Sep 09, 2016 21:33
"Just answer the question."
When you read that phrase you probably picture yourself scolding someone who's being evasive in answering your question- or remember times when others have scolded you for beating around the bush. But this week I encountered a situation at my job that reminded me it's actually good advice to practice yourself. ...Okay, and to scold others with, too. 😉
The situation this week was that a new customer who'd just bought product "S" from us asked if there's an integration between S and its biggest competitor, "T". Well, the simple answer is no. We don't offer an integration with T, and T's maker doesn't offer an integration with us.
When the customer's question came in by email, my two colleagues who sold our product S to this customer started panicking. "This could be a show stopper," the account manager lamented. "I might have time tomorrow to try installing T and see if I can figure out how to make something work," the sales engineer offered. "But I'd have to rearrange my schedule."
"Guys," I countered, "Let's just answer the question first, and go from there."
They were confused. Verbally they were chasing their tails. They were still panicking about what the question might mean.
I agree it's important to consider what a question means. Plenty of times a person asks a question as part of an agenda. Sometimes that agenda is fairly evident based on exactly how the person asks their question, or other things they've said recently, or whatever else you know about the person. When you know there's an agenda behind a question you've got to anticipate what the real question is while answering the opening question.
But sometimes there is no agenda. Or there is an agenda, but it's totally not obvious which of two (or more!) opposite ways it could go. Assume incorrectly and you could derail the conversation or insult the other person. In such cases I believe it's important to start with a simple, factual answer. Answer the question first, then determine what needs to be done next based on the response.
I wrote the customer a reply like this:
Hi [customer name],
We do not offer an integration between S and T, and the other vendor does not either. I'd like to understand more about the business needs you're looking to address by combining the two products. Please give me a call at (xxx) xxx-xxxx so we can discuss.
The customer phoned me within minutes. We chatted for about 15 minutes and I learned several things, all of them good. The first was that my giving a simple, factual answer fast was really important because the guy was under pressure from his own manager to pass an answer up to his VP asap. If I'd ducked the question for a day or two while trying to build a science fair project, like the sales engineer wanted to do, I'd have failed the customer right there.
Second, "No" turned out to be a perfectly reasonable answer. I spent a few minutes explaining why such a integration would be technically difficult to accomplish. Basically, the two products serve some overlapping goals but they have conflicting back-end implementations that would step all over each other if they were put together. The customer was a technical guy and understood this very well. He understood it and he thanked me for giving him the context.

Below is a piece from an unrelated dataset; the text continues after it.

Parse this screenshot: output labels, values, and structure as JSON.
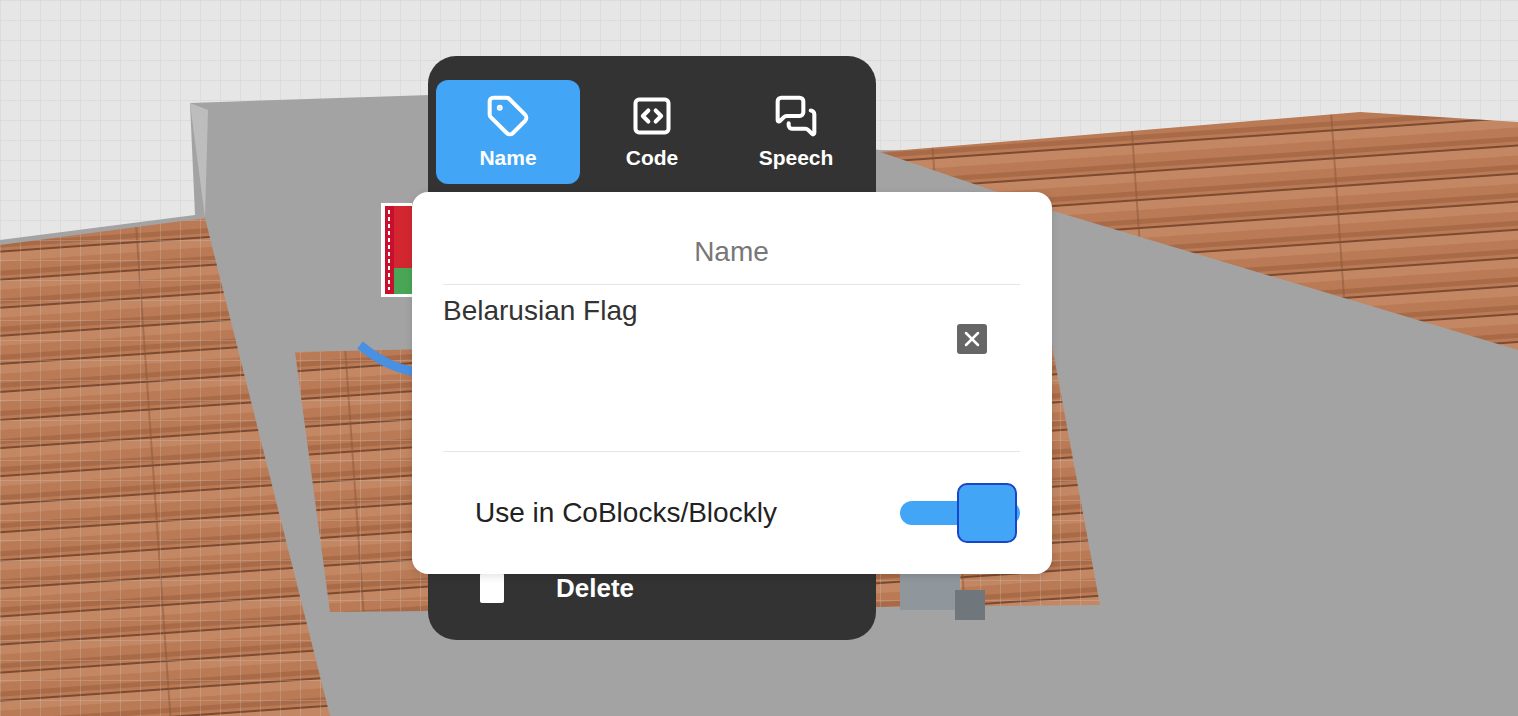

Third, I learned that it wasn't even a high-stakes question. The customer has 30 people using product T, compared to 600+ for our product S. Their execs plan to force the hold-outs sticking with T to move to S eventually. My counterpart was just looking to see if there was a way to bridge them sooner and reduce the administrative overhead (read: whining).
Fourth, I offered him an alternative solution. It meets only half of his desires, but the good news is that it's an "straight out of the box" solution. It doesn't entail weeks of effort just to arrive at a Frankenstein's monster of an IT system that's too brittle to suport.
It was a win all the way around. Remember to just answer the question!